In this instance, you can use Zoom's spotlight feature to shine a spotlight on up to 9 meeting attendees. Adding a spotlight to one or more participants puts them as the primary active speakers for all participants, and your meeting participants will only see these speakers, even if they were viewing Gallery mode.

To add a spotlight to a meeting attendee, you must be either a host or co-host. Hover over a participant's video feed and click the three dots [...] and then select Spotlight for Everyone (for the first spotlight) or Add Spotlight (for subsequent spotlights). As the meeting host, you can add and remove the spotlight on yourself, or other guest speakers or student presentation groups. To remove the spotlight, click Remove Spotlight on the upper left corner of the video and everyone will return to active speaker view.

Pinning Participants' Videos

If you just want to focus your own view during your Zoom meeting, you can use Zoom's pinning feature.

If you are the host or co-host, you can pin up to 9 meeting participants. This disables the active speaker view, and the host will only view up to 9 specific speakers (but the host pinning speakers does not affect the view of other meeting participants). You can add and remove pins at any time.

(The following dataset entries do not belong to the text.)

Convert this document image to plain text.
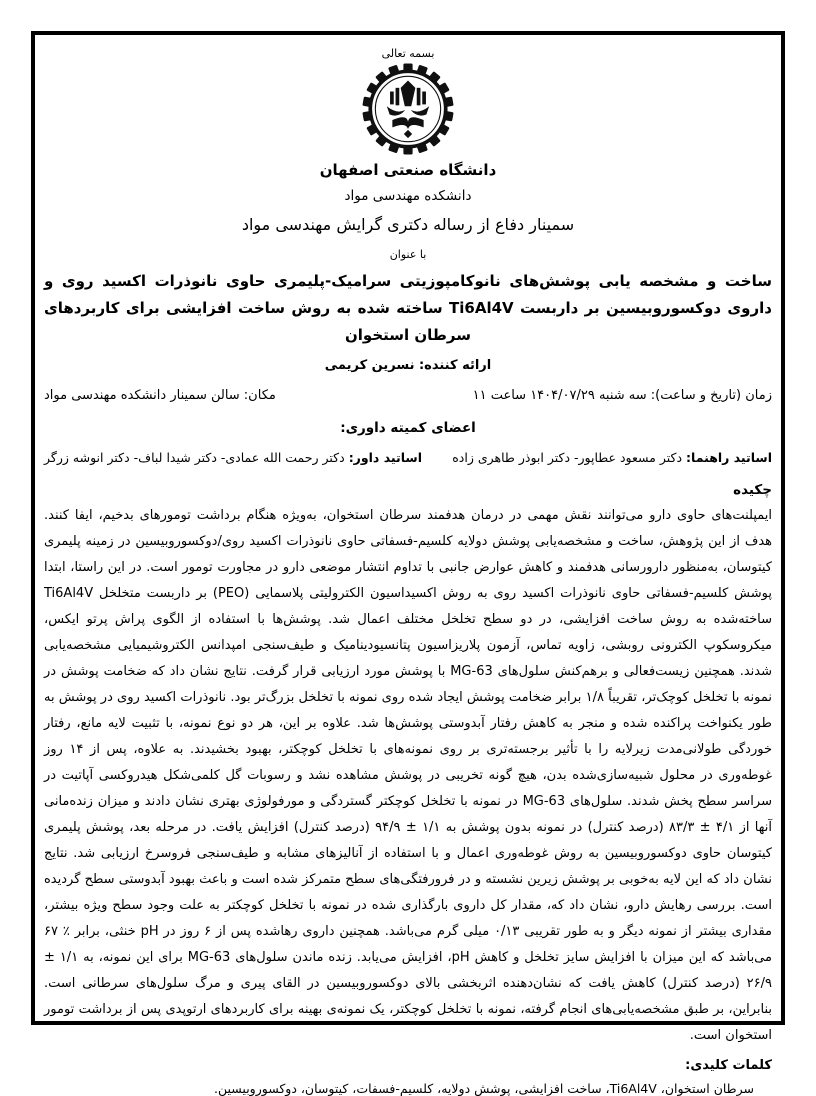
بسمه تعالی
دانشگاه صنعتی اصفهان
دانشکده مهندسی مواد
سمینار دفاع از رساله دکتری گرایش مهندسی مواد
با عنوان
ساخت و مشخصه یابی پوشش‌های نانوکامپوزیتی سرامیک-پلیمری حاوی نانوذرات اکسید روی و داروی دوکسوروبیسین بر داربست Ti6Al4V ساخته شده به روش ساخت افزایشی برای کاربردهای سرطان استخوان
ارائه کننده: نسرین کریمی
زمان (تاریخ و ساعت): سه شنبه ۱۴۰۴/۰۷/۲۹ ساعت ۱۱
مکان: سالن سمینار دانشکده مهندسی مواد
اعضای کمیته داوری:
اساتید راهنما: دکتر مسعود عطاپور- دکتر ابوذر طاهری زاده
اساتید داور: دکتر رحمت الله عمادی- دکتر شیدا لباف- دکتر انوشه زرگر
چکیده
ایمپلنت‌های حاوی دارو می‌توانند نقش مهمی در درمان هدفمند سرطان استخوان، به‌ویژه هنگام برداشت تومورهای بدخیم، ایفا کنند. هدف از این پژوهش، ساخت و مشخصه‌یابی پوشش دولایه کلسیم-فسفاتی حاوی نانوذرات اکسید روی/دوکسوروبیسین در زمینه پلیمری کیتوسان، به‌منظور دارورسانی هدفمند و کاهش عوارض جانبی با تداوم انتشار موضعی دارو در مجاورت تومور است. در این راستا، ابتدا پوشش کلسیم-فسفاتی حاوی نانوذرات اکسید روی به روش اکسیداسیون الکترولیتی پلاسمایی (PEO) بر داربست متخلخل Ti6Al4V ساخته‌شده به روش ساخت افزایشی، در دو سطح تخلخل مختلف اعمال شد. پوشش‌ها با استفاده از الگوی پراش پرتو ایکس، میکروسکوپ الکترونی روبشی، زاویه تماس، آزمون پلاریزاسیون پتانسیودینامیک و طیف‌سنجی امپدانس الکتروشیمیایی مشخصه‌یابی شدند. همچنین زیست‌فعالی و برهم‌کنش سلول‌های MG-63 با پوشش مورد ارزیابی قرار گرفت. نتایج نشان داد که ضخامت پوشش در نمونه با تخلخل کوچک‌تر، تقریباً ۱/۸ برابر ضخامت پوشش ایجاد شده روی نمونه با تخلخل بزرگ‌تر بود. نانوذرات اکسید روی در پوشش به طور یکنواخت پراکنده شده و منجر به کاهش رفتار آبدوستی پوشش‌ها شد. علاوه بر این، هر دو نوع نمونه، با تثبیت لایه مانع، رفتار خوردگی طولانی‌مدت زیرلایه را با تأثیر برجسته‌تری بر روی نمونه‌های با تخلخل کوچکتر، بهبود بخشیدند. به علاوه، پس از ۱۴ روز غوطه‌وری در محلول شبیه‌سازی‌شده بدن، هیچ گونه تخریبی در پوشش مشاهده نشد و رسوبات گل کلمی‌شکل هیدروکسی آپاتیت در سراسر سطح پخش شدند. سلول‌های MG-63 در نمونه با تخلخل کوچکتر گستردگی و مورفولوژی بهتری نشان دادند و میزان زنده‌مانی آنها از ۴/۱ ± ۸۳/۳ (درصد کنترل) در نمونه بدون پوشش به ۱/۱ ± ۹۴/۹ (درصد کنترل) افزایش یافت. در مرحله بعد، پوشش پلیمری کیتوسان حاوی دوکسوروبیسین به روش غوطه‌وری اعمال و با استفاده از آنالیزهای مشابه و طیف‌سنجی فروسرخ ارزیابی شد. نتایج نشان داد که این لایه به‌خوبی بر پوشش زیرین نشسته و در فرورفتگی‌های سطح متمرکز شده است و باعث بهبود آبدوستی سطح گردیده است. بررسی رهایش دارو، نشان داد که، مقدار کل داروی بارگذاری شده در نمونه با تخلخل کوچکتر به علت وجود سطح ویژه بیشتر، مقداری بیشتر از نمونه دیگر و به طور تقریبی ۰/۱۳ میلی گرم می‌باشد. همچنین داروی رهاشده پس از ۶ روز در pH خنثی، برابر ٪ ۶۷ می‌باشد که این میزان با افزایش سایز تخلخل و کاهش pH، افزایش می‌یابد. زنده ماندن سلول‌های MG-63 برای این نمونه، به ۱/۱ ± ۲۶/۹ (درصد کنترل) کاهش یافت که نشان‌دهنده اثربخشی بالای دوکسوروبیسین در القای پیری و مرگ سلول‌های سرطانی است. بنابراین، بر طبق مشخصه‌یابی‌های انجام گرفته، نمونه با تخلخل کوچکتر، یک نمونه‌ی بهینه برای کاربردهای ارتوپدی پس از برداشت تومور استخوان است.
کلمات کلیدی:
سرطان استخوان، Ti6Al4V، ساخت افزایشی، پوشش دولایه، کلسیم-فسفات، کیتوسان، دوکسوروبیسین.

If you are not the host or co-host, you can pin one other meeting participant (though the meeting host can give you permission to multi-pin). And if you are recording the meeting locally, your recording will be of the pinned speaker. Pinning another participant's video only affects your view and local recordings. It does not affect the view of other participants or cloud recordings.

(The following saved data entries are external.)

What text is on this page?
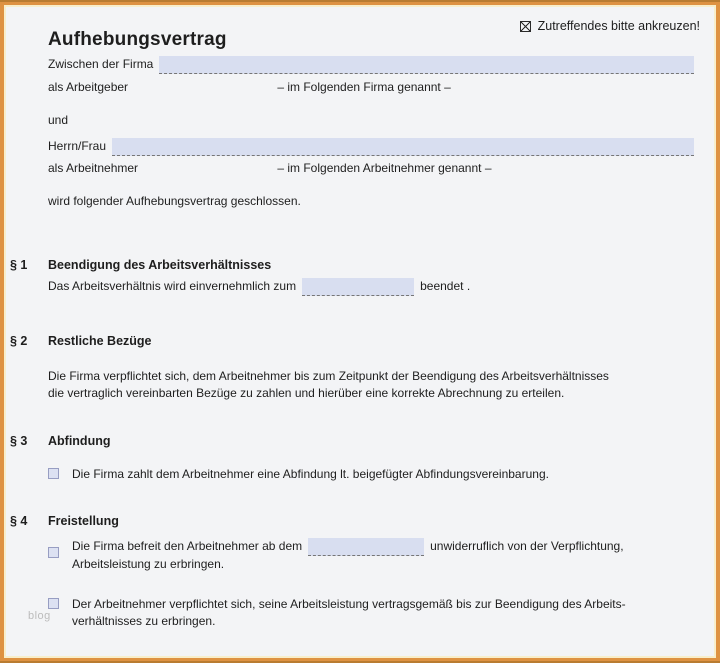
Zutreffendes bitte ankreuzen!
Aufhebungsvertrag
Zwischen der Firma
als Arbeitgeber	– im Folgenden Firma genannt –
und
Herrn/Frau
als Arbeitnehmer	– im Folgenden Arbeitnehmer genannt –
wird folgender Aufhebungsvertrag geschlossen.
§ 1	Beendigung des Arbeitsverhältnisses
Das Arbeitsverhältnis wird einvernehmlich zum	beendet .
§ 2	Restliche Bezüge
Die Firma verpflichtet sich, dem Arbeitnehmer bis zum Zeitpunkt der Beendigung des Arbeitsverhältnisses
die vertraglich vereinbarten Bezüge zu zahlen und hierüber eine korrekte Abrechnung zu erteilen.
§ 3	Abfindung
Die Firma zahlt dem Arbeitnehmer eine Abfindung lt. beigefügter Abfindungsvereinbarung.
§ 4	Freistellung
Die Firma befreit den Arbeitnehmer ab dem	unwiderruflich von der Verpflichtung,
Arbeitsleistung zu erbringen.
Der Arbeitnehmer verpflichtet sich, seine Arbeitsleistung vertragsgemäß bis zur Beendigung des Arbeits-
verhältnisses zu erbringen.
blog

One example of when this might be especially useful is if one of the meeting participants needs a sign language interpreter. Then that participant can pin the interpreter's video and that way they can always see the interpreter on their screen, regardless of who is actually speaking during the meeting.

To pin another participants' video, hover over a participant's video feed and click the three dots [...] and then select Pin. To remove the pin, click Remove Pin on the upper left corner of the video and you will return to Active Speaker view.

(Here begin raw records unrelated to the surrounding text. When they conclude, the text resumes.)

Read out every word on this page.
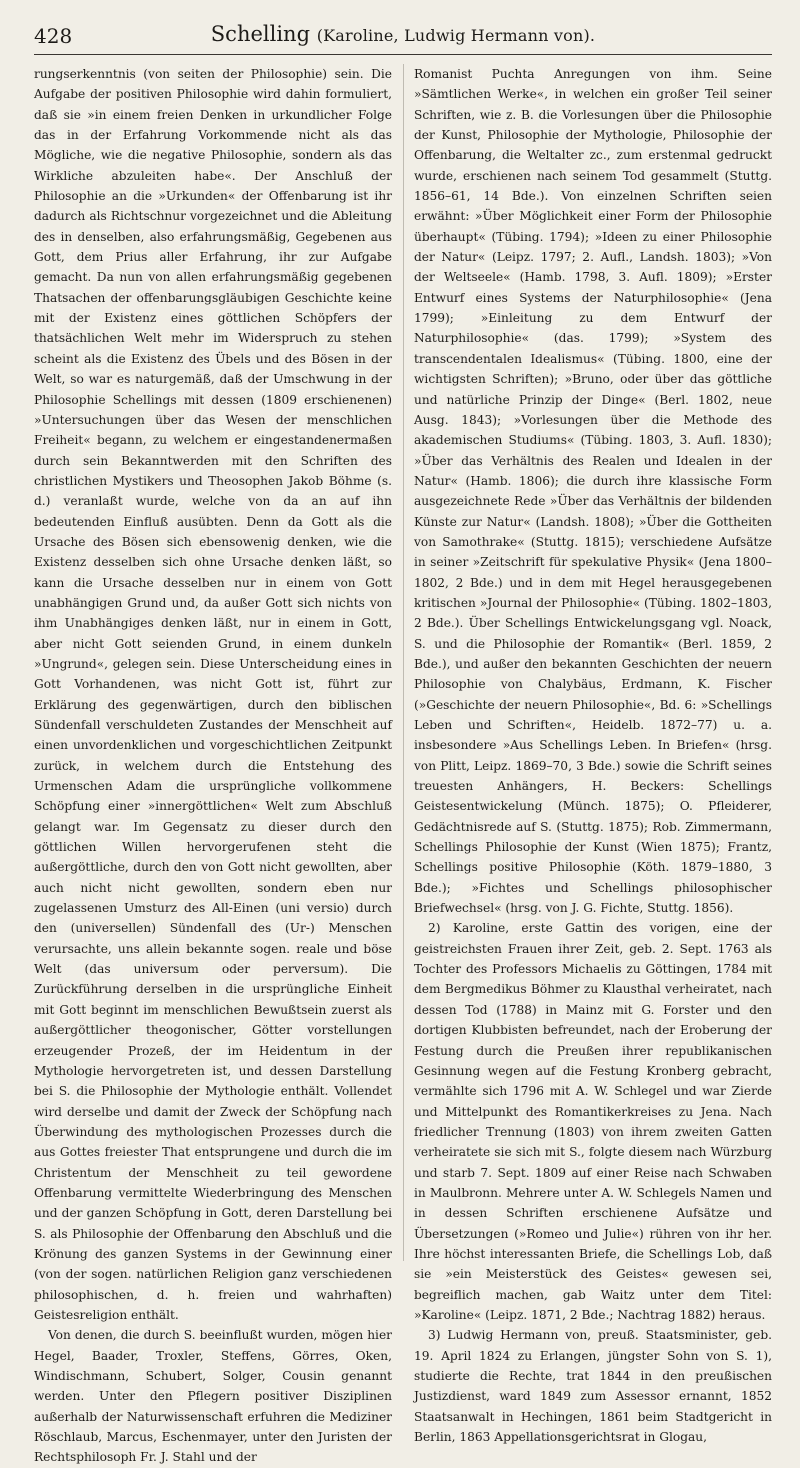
428	Schelling (Karoline, Ludwig Hermann von).

rungserkenntnis (von seiten der Philosophie) sein. Die Aufgabe der positiven Philosophie wird dahin formuliert, daß sie »in einem freien Denken in urkundlicher Folge das in der Erfahrung Vorkommende nicht als das Mögliche, wie die negative Philosophie, sondern als das Wirkliche abzuleiten habe«. Der Anschluß der Philosophie an die »Urkunden« der Offenbarung ist ihr dadurch als Richtschnur vorgezeichnet und die Ableitung des in denselben, also erfahrungsmäßig, Gegebenen aus Gott, dem Prius aller Erfahrung, ihr zur Aufgabe gemacht. Da nun von allen erfahrungsmäßig gegebenen Thatsachen der offenbarungsgläubigen Geschichte keine mit der Existenz eines göttlichen Schöpfers der thatsächlichen Welt mehr im Widerspruch zu stehen scheint als die Existenz des Übels und des Bösen in der Welt, so war es naturgemäß, daß der Umschwung in der Philosophie Schellings mit dessen (1809 erschienenen) »Untersuchungen über das Wesen der menschlichen Freiheit« begann, zu welchem er eingestandenermaßen durch sein Bekanntwerden mit den Schriften des christlichen Mystikers und Theosophen Jakob Böhme (s. d.) veranlaßt wurde, welche von da an auf ihn bedeutenden Einfluß ausübten. Denn da Gott als die Ursache des Bösen sich ebensowenig denken, wie die Existenz desselben sich ohne Ursache denken läßt, so kann die Ursache desselben nur in einem von Gott unabhängigen Grund und, da außer Gott sich nichts von ihm Unabhängiges denken läßt, nur in einem in Gott, aber nicht Gott seienden Grund, in einem dunkeln »Ungrund«, gelegen sein. Diese Unterscheidung eines in Gott Vorhandenen, was nicht Gott ist, führt zur Erklärung des gegenwärtigen, durch den biblischen Sündenfall verschuldeten Zustandes der Menschheit auf einen unvordenklichen und vorgeschichtlichen Zeitpunkt zurück, in welchem durch die Entstehung des Urmenschen Adam die ursprüngliche vollkommene Schöpfung einer »innergöttlichen« Welt zum Abschluß gelangt war. Im Gegensatz zu dieser durch den göttlichen Willen hervorgerufenen steht die außergöttliche, durch den von Gott nicht gewollten, aber auch nicht nicht gewollten, sondern eben nur zugelassenen Umsturz des All-Einen (uni versio) durch den (universellen) Sündenfall des (Ur-) Menschen verursachte, uns allein bekannte sogen. reale und böse Welt (das universum oder perversum). Die Zurückführung derselben in die ursprüngliche Einheit mit Gott beginnt im menschlichen Bewußtsein zuerst als außergöttlicher theogonischer, Götter vorstellungen erzeugender Prozeß, der im Heidentum in der Mythologie hervorgetreten ist, und dessen Darstellung bei S. die Philosophie der Mythologie enthält. Vollendet wird derselbe und damit der Zweck der Schöpfung nach Überwindung des mythologischen Prozesses durch die aus Gottes freiester That entsprungene und durch die im Christentum der Menschheit zu teil gewordene Offenbarung vermittelte Wiederbringung des Menschen und der ganzen Schöpfung in Gott, deren Darstellung bei S. als Philosophie der Offenbarung den Abschluß und die Krönung des ganzen Systems in der Gewinnung einer (von der sogen. natürlichen Religion ganz verschiedenen philosophischen, d. h. freien und wahrhaften) Geistesreligion enthält.

Von denen, die durch S. beeinflußt wurden, mögen hier Hegel, Baader, Troxler, Steffens, Görres, Oken, Windischmann, Schubert, Solger, Cousin genannt werden. Unter den Pflegern positiver Disziplinen außerhalb der Naturwissenschaft erfuhren die Mediziner Röschlaub, Marcus, Eschenmayer, unter den Juristen der Rechtsphilosoph Fr. J. Stahl und der

Romanist Puchta Anregungen von ihm. Seine »Sämtlichen Werke«, in welchen ein großer Teil seiner Schriften, wie z. B. die Vorlesungen über die Philosophie der Kunst, Philosophie der Mythologie, Philosophie der Offenbarung, die Weltalter zc., zum erstenmal gedruckt wurde, erschienen nach seinem Tod gesammelt (Stuttg. 1856–61, 14 Bde.). Von einzelnen Schriften seien erwähnt: »Über Möglichkeit einer Form der Philosophie überhaupt« (Tübing. 1794); »Ideen zu einer Philosophie der Natur« (Leipz. 1797; 2. Aufl., Landsh. 1803); »Von der Weltseele« (Hamb. 1798, 3. Aufl. 1809); »Erster Entwurf eines Systems der Naturphilosophie« (Jena 1799); »Einleitung zu dem Entwurf der Naturphilosophie« (das. 1799); »System des transcendentalen Idealismus« (Tübing. 1800, eine der wichtigsten Schriften); »Bruno, oder über das göttliche und natürliche Prinzip der Dinge« (Berl. 1802, neue Ausg. 1843); »Vorlesungen über die Methode des akademischen Studiums« (Tübing. 1803, 3. Aufl. 1830); »Über das Verhältnis des Realen und Idealen in der Natur« (Hamb. 1806); die durch ihre klassische Form ausgezeichnete Rede »Über das Verhältnis der bildenden Künste zur Natur« (Landsh. 1808); »Über die Gottheiten von Samothrake« (Stuttg. 1815); verschiedene Aufsätze in seiner »Zeitschrift für spekulative Physik« (Jena 1800–1802, 2 Bde.) und in dem mit Hegel herausgegebenen kritischen »Journal der Philosophie« (Tübing. 1802–1803, 2 Bde.). Über Schellings Entwickelungsgang vgl. Noack, S. und die Philosophie der Romantik« (Berl. 1859, 2 Bde.), und außer den bekannten Geschichten der neuern Philosophie von Chalybäus, Erdmann, K. Fischer (»Geschichte der neuern Philosophie«, Bd. 6: »Schellings Leben und Schriften«, Heidelb. 1872–77) u. a. insbesondere »Aus Schellings Leben. In Briefen« (hrsg. von Plitt, Leipz. 1869–70, 3 Bde.) sowie die Schrift seines treuesten Anhängers, H. Beckers: Schellings Geistesentwickelung (Münch. 1875); O. Pfleiderer, Gedächtnisrede auf S. (Stuttg. 1875); Rob. Zimmermann, Schellings Philosophie der Kunst (Wien 1875); Frantz, Schellings positive Philosophie (Köth. 1879–1880, 3 Bde.); »Fichtes und Schellings philosophischer Briefwechsel« (hrsg. von J. G. Fichte, Stuttg. 1856).

2) Karoline, erste Gattin des vorigen, eine der geistreichsten Frauen ihrer Zeit, geb. 2. Sept. 1763 als Tochter des Professors Michaelis zu Göttingen, 1784 mit dem Bergmedikus Böhmer zu Klausthal verheiratet, nach dessen Tod (1788) in Mainz mit G. Forster und den dortigen Klubbisten befreundet, nach der Eroberung der Festung durch die Preußen ihrer republikanischen Gesinnung wegen auf die Festung Kronberg gebracht, vermählte sich 1796 mit A. W. Schlegel und war Zierde und Mittelpunkt des Romantikerkreises zu Jena. Nach friedlicher Trennung (1803) von ihrem zweiten Gatten verheiratete sie sich mit S., folgte diesem nach Würzburg und starb 7. Sept. 1809 auf einer Reise nach Schwaben in Maulbronn. Mehrere unter A. W. Schlegels Namen und in dessen Schriften erschienene Aufsätze und Übersetzungen (»Romeo und Julie«) rühren von ihr her. Ihre höchst interessanten Briefe, die Schellings Lob, daß sie »ein Meisterstück des Geistes« gewesen sei, begreiflich machen, gab Waitz unter dem Titel: »Karoline« (Leipz. 1871, 2 Bde.; Nachtrag 1882) heraus.

3) Ludwig Hermann von, preuß. Staatsminister, geb. 19. April 1824 zu Erlangen, jüngster Sohn von S. 1), studierte die Rechte, trat 1844 in den preußischen Justizdienst, ward 1849 zum Assessor ernannt, 1852 Staatsanwalt in Hechingen, 1861 beim Stadtgericht in Berlin, 1863 Appellationsgerichtsrat in Glogau,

Use Your Phone or Tablet as a Document Camera

You can use your mobile phone or tablet's built-in camera as a document camera when you share your screen over Zoom.

iPhone or iPad

If you have an iPhone or iPad, you can easily share your iPhone or iPad screen when you click Share Screen and then select iPhone/iPad.

Screenshot of how to share iphone or ipad screen on Zoom

You will first need to make sure your iPhone or iPad is using the same network connection as your primary device (such as making sure your iPad is connected to the same WiFi network as your laptop).

Then on your iPhone or iPad, you'll need to enable Screen Mirroring (by swiping down with two fingers from the top right hand of your screen).

Screenshot of how to find Screen Mirroring on your iPhone or iPad to share to Zoom

Then select the device you want to share your iPhone or iPad screen with (your primary device).

Screenshot showing select a device in which to mirror your iPhone or iPad screen

Then your iPhone or iPad screen will be shared to all your meeting participants. To use your iOS device as a document camera, get a tripod or prop your device up on a stack of books with the camera pointing down to the table top.

Android or Other Device

  1. Download the Zoom app to your Android or tablet.
  2. Since you cannot use your Seattle U-provided Zoom Pro account on multiple devices simultaneously, create a free Zoom account using a personal email address.
  3. Use a tripod or prop your Android or tablet up on a stack of books so that you can point your camera down onto your table top.
  4. Join your Zoom meeting both from your regular computer (so your students can see your face with your webcam) as well as with your Android or tablet (pro-tip to avoid getting audio feedback: do not join with computer audio on your second device).
  5. Then on your Android phone or other device, select "Share Screen" and open your device's camera app. This will share your device's camera feed with your Zoom meeting participants.